Michael Driscoll, CEO of Metamarkets and moderator of the panel, later explained why that’s important. With a declarative language, the programmer tells the computer what to do in almost English-language-like sentences. To tell the computer to draw a circle, a declarative or imperative programmer might say “draw.circle with a size attached,” Driscoll said.
Procedural languages, on the other hand, are much more detailed step-by-step instructions — they sound more like math. A procedural approach would “define the actual pointer and tell it to move one degree to the left and one degree up and the square root of 2 up to the diagonal and repeat X times,” Driscoll said.
Sawzall is a nice blend between a declarative language that might be too high level to do all of what the programmer really wants and procedural, “which is way too in the weeds” to be fully productive, Driscoll said. More broadly, Sawzall is a powerful and compact language for log data aggregation and transformation. And, he added, it plays well with Hadoop MapReduce.
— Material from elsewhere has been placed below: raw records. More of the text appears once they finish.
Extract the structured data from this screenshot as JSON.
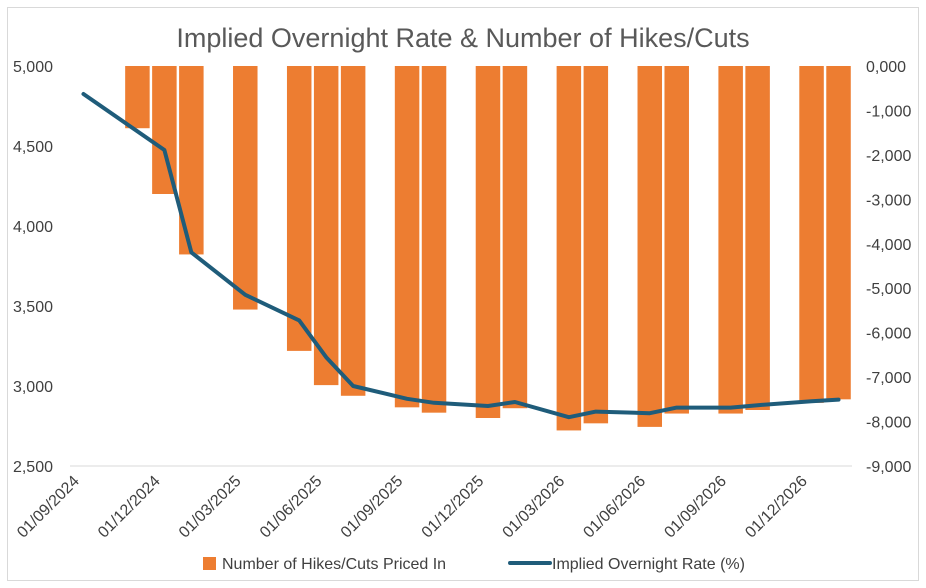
{
  "chart_data": {
    "type": "bar+line",
    "title": "Implied Overnight Rate & Number of Hikes/Cuts",
    "x": [
      "01/09/2024",
      "01/10/2024",
      "01/11/2024",
      "01/12/2024",
      "01/01/2025",
      "01/02/2025",
      "01/03/2025",
      "01/04/2025",
      "01/05/2025",
      "01/06/2025",
      "01/07/2025",
      "01/08/2025",
      "01/09/2025",
      "01/10/2025",
      "01/11/2025",
      "01/12/2025",
      "01/01/2026",
      "01/02/2026",
      "01/03/2026",
      "01/04/2026",
      "01/05/2026",
      "01/06/2026",
      "01/07/2026",
      "01/08/2026",
      "01/09/2026",
      "01/10/2026",
      "01/11/2026",
      "01/12/2026",
      "01/01/2027"
    ],
    "x_tick_labels": [
      "01/09/2024",
      "01/12/2024",
      "01/03/2025",
      "01/06/2025",
      "01/09/2025",
      "01/12/2025",
      "01/03/2026",
      "01/06/2026",
      "01/09/2026",
      "01/12/2026"
    ],
    "left_axis": {
      "min": 2500,
      "max": 5000,
      "ticks": [
        "2,500",
        "3,000",
        "3,500",
        "4,000",
        "4,500",
        "5,000"
      ]
    },
    "right_axis": {
      "min": -9000,
      "max": 0,
      "ticks": [
        "-9,000",
        "-8,000",
        "-7,000",
        "-6,000",
        "-5,000",
        "-4,000",
        "-3,000",
        "-2,000",
        "-1,000",
        "0,000"
      ]
    },
    "series": [
      {
        "name": "Number of Hikes/Cuts Priced In",
        "type": "bar",
        "axis": "right",
        "color": "#ED7D31",
        "values": [
          null,
          null,
          -1400,
          -2880,
          -4240,
          null,
          -5480,
          null,
          -6410,
          -7180,
          -7420,
          null,
          -7680,
          -7800,
          null,
          -7920,
          -7700,
          null,
          -8200,
          -8040,
          null,
          -8120,
          -7820,
          null,
          -7820,
          -7740,
          null,
          -7580,
          -7500
        ]
      },
      {
        "name": "Implied Overnight Rate (%)",
        "type": "line",
        "axis": "left",
        "color": "#1F5C7A",
        "values": [
          4825,
          null,
          null,
          4475,
          3835,
          null,
          3570,
          null,
          3410,
          3180,
          3000,
          null,
          2920,
          2895,
          null,
          2875,
          2900,
          null,
          2805,
          2840,
          null,
          2830,
          2865,
          null,
          2865,
          2880,
          null,
          2905,
          2915
        ]
      }
    ],
    "legend": {
      "position": "bottom"
    },
    "grid": false
  }
}
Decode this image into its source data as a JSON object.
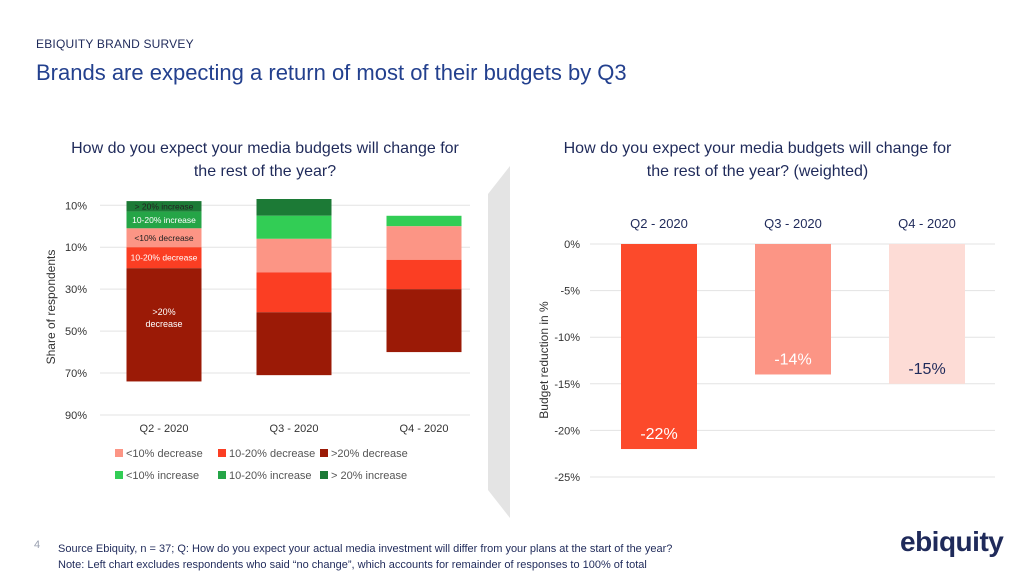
{
  "header": {
    "kicker": "EBIQUITY BRAND SURVEY",
    "title": "Brands are expecting a return of most of their budgets by Q3"
  },
  "chart_data": [
    {
      "type": "bar",
      "stacked": true,
      "title": "How do you expect your media budgets will change for the rest of the year?",
      "ylabel": "Share of respondents",
      "ytick_labels": [
        "10%",
        "10%",
        "30%",
        "50%",
        "70%",
        "90%"
      ],
      "ytick_values": [
        -10,
        10,
        30,
        50,
        70,
        90
      ],
      "ylim": [
        -13,
        90
      ],
      "categories": [
        "Q2 - 2020",
        "Q3 - 2020",
        "Q4 - 2020"
      ],
      "series": [
        {
          "name": ">20% decrease",
          "color": "#9b1a06",
          "values": [
            54,
            30,
            30
          ]
        },
        {
          "name": "10-20% decrease",
          "color": "#fb3e23",
          "values": [
            10,
            19,
            14
          ]
        },
        {
          "name": "<10% decrease",
          "color": "#fc9585",
          "values": [
            9,
            16,
            16
          ]
        },
        {
          "name": "<10% increase",
          "color": "#32cd55",
          "values": [
            0,
            11,
            5
          ]
        },
        {
          "name": "10-20% increase",
          "color": "#25a547",
          "values": [
            8,
            0,
            0
          ]
        },
        {
          "name": "> 20% increase",
          "color": "#1c7a36",
          "values": [
            5,
            8,
            0
          ]
        }
      ],
      "data_labels": {
        "Q2 - 2020": {
          ">20% decrease": ">20% decrease",
          "10-20% decrease": "10-20% decrease",
          "<10% decrease": "<10% decrease",
          "10-20% increase": "10-20% increase",
          "> 20% increase": "> 20% increase"
        }
      },
      "legend": [
        "<10% decrease",
        "10-20% decrease",
        ">20% decrease",
        "<10% increase",
        "10-20% increase",
        "> 20% increase"
      ],
      "legend_position": "bottom"
    },
    {
      "type": "bar",
      "title": "How do you expect your media budgets will change for the rest of the year? (weighted)",
      "ylabel": "Budget reduction in %",
      "categories": [
        "Q2 - 2020",
        "Q3 - 2020",
        "Q4 - 2020"
      ],
      "values": [
        -22,
        -14,
        -15
      ],
      "value_labels": [
        "-22%",
        "-14%",
        "-15%"
      ],
      "colors": [
        "#fc4a2b",
        "#fc9585",
        "#fddcd6"
      ],
      "ylim": [
        -25,
        0
      ],
      "ytick_labels": [
        "0%",
        "-5%",
        "-10%",
        "-15%",
        "-20%",
        "-25%"
      ],
      "ytick_values": [
        0,
        -5,
        -10,
        -15,
        -20,
        -25
      ]
    }
  ],
  "footer": {
    "page_number": "4",
    "source": "Source Ebiquity, n = 37; Q: How do you expect your actual media investment will differ from your plans at the start of the year?",
    "note": "Note: Left chart excludes respondents who said “no change”, which accounts for remainder of responses to 100% of total",
    "logo_text": "ebiquity"
  }
}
New toolsets for webscale computing
Yarn was built to “just think about mass-produced jobs.” Continuity is building a real-time streaming engine called Big Flow and using Yarn for all the resource deployment and management.
He also gave kudos to Weave, a higher-level framework. Weave “allows you to build a much wider class of applications on top of Yarn. So,t Yarn is … something that we will be going forward with for at least the next half a decade [and] Weave allows you to actually build more wide scale applications on top of that.”
Bhaskar Ghosh, senior director of engineering at LinkedIn(s lnkd), touted Helix, a generic distribution cluster manager developed at LinkedIn and which is now an Apache incubator project. Helix simplifies distributed system development by separating cluster management from the primary component tasks of a distributed system, according to LinkedIn.
Kafka, Storm slake the thirst for real-time frameworks
Driscoll also sees traction for Kafka, a real-time framework for ingesting and managing data streams and Storm, out of Twitter, for processing those streams. “Think of Kafka and Storm as the HDFS and MapReduce analogs but for real time — Kafka for storage and Storm for compute,” Driscoll said.
On its blog, LinkedIn describes Kafka as a distributed publish-subscribe messaging system — also now an Apache project. Kafka is used by Twitter and Square for log aggregation, queeuing, and real-time monitoring and event processing.
This list is by no means complete. When I spoke with Github co-founder Tom Preston-Werner a few weeks ago, he said Clojure, heretofore a rather obscure dynamic programming language, is gaining momentum. “It’s getting a lot of buzz round on the enterprise side,” Preston-Werner said.
The continued popularity of the Java Virtual Machine has breathed new life into languages like Clojure and Scala, he added. Indeed, the JVM remains nearly ubiquitous and that is a huge advantage for languages that support it. If you’re a developer, you want the widest possible audience.
“The JVM is still the modern foundation that lets you run everywhere and Clojure has benefited from that,” Driscoll agreed. “It’s certainly gained steam among an elite set of programmers in Silicon Valley.”